In my previous entry I wrote that “I was slow again”, which is actually not really true. I’m not a slow person, at all, but when I typed that I was making a mental reference to one instance where I came late into the picture. I can’t seem to find it anywhere on this blog, even though I was sure I had written about it.
Anyway. This is what happened.
Back in the summer of 1998, I was fresh off the boat in Sweden, having moved to Stockholm and started at my new job on April Fool’s Day. I was definitely a true blue-and-white Finn, and most probably my Finnishness peaked at Xmas that year. That was the Xmas when I went from store to store to store to the Finnish Church in Stockholm, looking for plum jam, or marmalade, so I could bake my traditional Finnish Xmas pastries.
Back then, when I woke up, I reached for the remote control and turned on the Finnish channel on my TV. (No kids, no Jessica, obviously.)
And back then, in late summer 1998, having spent two weeks at a cottage in the Swedish countryside, alone, when none of my buddies showed up – and if I sound bitter about it, even after eleven years, it’s because I am – I returned to my desk across the street from the Royal Castle with an idea.
A slogan.
A marketing slogan for Finland, no less.
Ready?
“Finland – always an hour ahead”.
It’s pure genius, because it’s true.

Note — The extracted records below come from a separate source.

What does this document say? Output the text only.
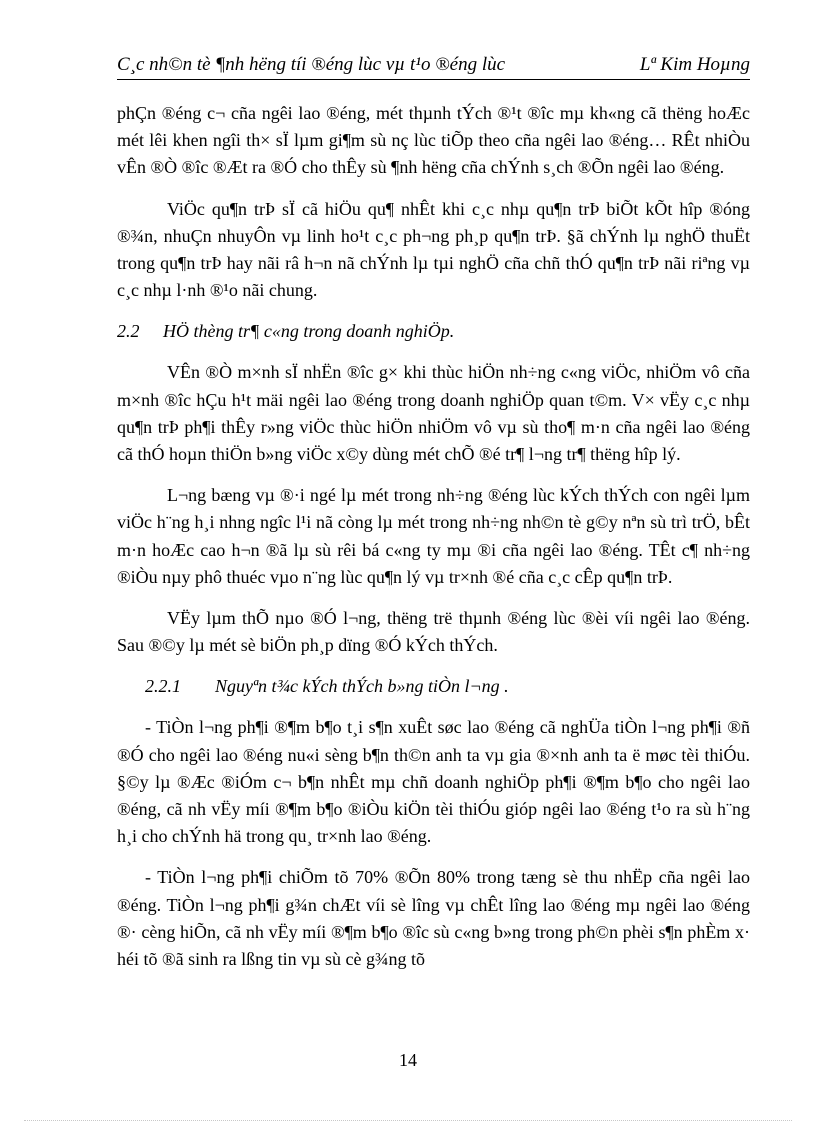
C¸c nh©n tè ¶nh hëng tíi ®éng lùc vµ t¹o ®éng lùc	Lª Kim Hoµng

phÇn ®éng c¬ cña ngêi lao ®éng, mét thµnh tÝch ®¹t ®îc mµ kh«ng cã thëng hoÆc mét lêi khen ngîi th× sÏ lµm gi¶m sù nç lùc tiÕp theo cña ngêi lao ®éng… RÊt nhiÒu vÊn ®Ò ®îc ®Æt ra ®Ó cho thÊy sù ¶nh hëng cña chÝnh s¸ch ®Õn ngêi lao ®éng.

ViÖc qu¶n trÞ sÏ cã hiÖu qu¶ nhÊt khi c¸c nhµ qu¶n trÞ biÕt kÕt hîp ®óng ®¾n, nhuÇn nhuyÔn vµ linh ho¹t c¸c ph¬ng ph¸p qu¶n trÞ. §ã chÝnh lµ nghÖ thuËt trong qu¶n trÞ hay nãi râ h¬n nã chÝnh lµ tµi nghÖ cña chñ thÓ qu¶n trÞ nãi riªng vµ c¸c nhµ l·nh ®¹o nãi chung.

2.2 HÖ thèng tr¶ c«ng trong doanh nghiÖp.

VÊn ®Ò m×nh sÏ nhËn ®îc g× khi thùc hiÖn nh÷ng c«ng viÖc, nhiÖm vô cña m×nh ®îc hÇu h¹t mäi ngêi lao ®éng trong doanh nghiÖp quan t©m. V× vËy c¸c nhµ qu¶n trÞ ph¶i thÊy r»ng viÖc thùc hiÖn nhiÖm vô vµ sù tho¶ m·n cña ngêi lao ®éng cã thÓ hoµn thiÖn b»ng viÖc x©y dùng mét chÕ ®é tr¶ l¬ng tr¶ thëng hîp lý.

L¬ng bæng vµ ®·i ngé lµ mét trong nh÷ng ®éng lùc kÝch thÝch con ngêi lµm viÖc h¨ng h¸i nhng ngîc l¹i nã còng lµ mét trong nh÷ng nh©n tè g©y nªn sù trì trÖ, bÊt m·n hoÆc cao h¬n ®ã lµ sù rêi bá c«ng ty mµ ®i cña ngêi lao ®éng. TÊt c¶ nh÷ng ®iÒu nµy phô thuéc vµo n¨ng lùc qu¶n lý vµ tr×nh ®é cña c¸c cÊp qu¶n trÞ.

VËy lµm thÕ nµo ®Ó l¬ng, thëng trë thµnh ®éng lùc ®èi víi ngêi lao ®éng. Sau ®©y lµ mét sè biÖn ph¸p dïng ®Ó kÝch thÝch.

2.2.1 Nguyªn t¾c kÝch thÝch b»ng tiÒn l¬ng .

- TiÒn l¬ng ph¶i ®¶m b¶o t¸i s¶n xuÊt søc lao ®éng cã nghÜa tiÒn l¬ng ph¶i ®ñ ®Ó cho ngêi lao ®éng nu«i sèng b¶n th©n anh ta vµ gia ®×nh anh ta ë møc tèi thiÓu. §©y lµ ®Æc ®iÓm c¬ b¶n nhÊt mµ chñ doanh nghiÖp ph¶i ®¶m b¶o cho ngêi lao ®éng, cã nh vËy míi ®¶m b¶o ®iÒu kiÖn tèi thiÓu gióp ngêi lao ®éng t¹o ra sù h¨ng h¸i cho chÝnh hä trong qu¸ tr×nh lao ®éng.

- TiÒn l¬ng ph¶i chiÕm tõ 70% ®Õn 80% trong tæng sè thu nhËp cña ngêi lao ®éng. TiÒn l¬ng ph¶i g¾n chÆt víi sè lîng vµ chÊt lîng lao ®éng mµ ngêi lao ®éng ®· cèng hiÕn, cã nh vËy míi ®¶m b¶o ®îc sù c«ng b»ng trong ph©n phèi s¶n phÈm x· héi tõ ®ã sinh ra lßng tin vµ sù cè g¾ng tõ

14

Thanks to the time difference, you see, Finland is always an hour ahead of Sweden.
But an idea is nothing if you don’t act on it. And I’m nothing if not somebody who acts on his ideas. So, I looked up the email address to the Finnish Tourism Bureau in Stockholm, fired off an email to them, explained my idea – which is, really, self explanatory, but still – and told them that they could use it free of charge if they liked it.
For President and Country, you see.
I could already see the posters, the hats, the license plate holders.
A few days later, I got a reply from the Bureau. They thanked me for the email, and complimented me on my genius idea. They liked it. A lot!
“In fact, it was such a great idea that we used it ten years ago. We’d be happy to send you an umbrella with a slogan on it, if you’d like.”
I did. It rained a lot that summer. And it was my genius idea.
It was a great slogan, and it doesn’t matter that somebody else thought of it first. It doesn’t make your idea worse.
Who said: "Risto, always 10 years too late"?
Jocke: Everybody.
Didn’t you mention previously that Stockholm was always mooning "Miss Finland?" Were any of the tourist bureaus anxious to use that one??? :-)
"In fact, it was such a great idea that we used it ten years ago. We’d be happy to send you an umbrella with a slogan on it, if you’d like."
Excellent.
Cookie: The Finnish one may be, I haven’t heard back from them yet.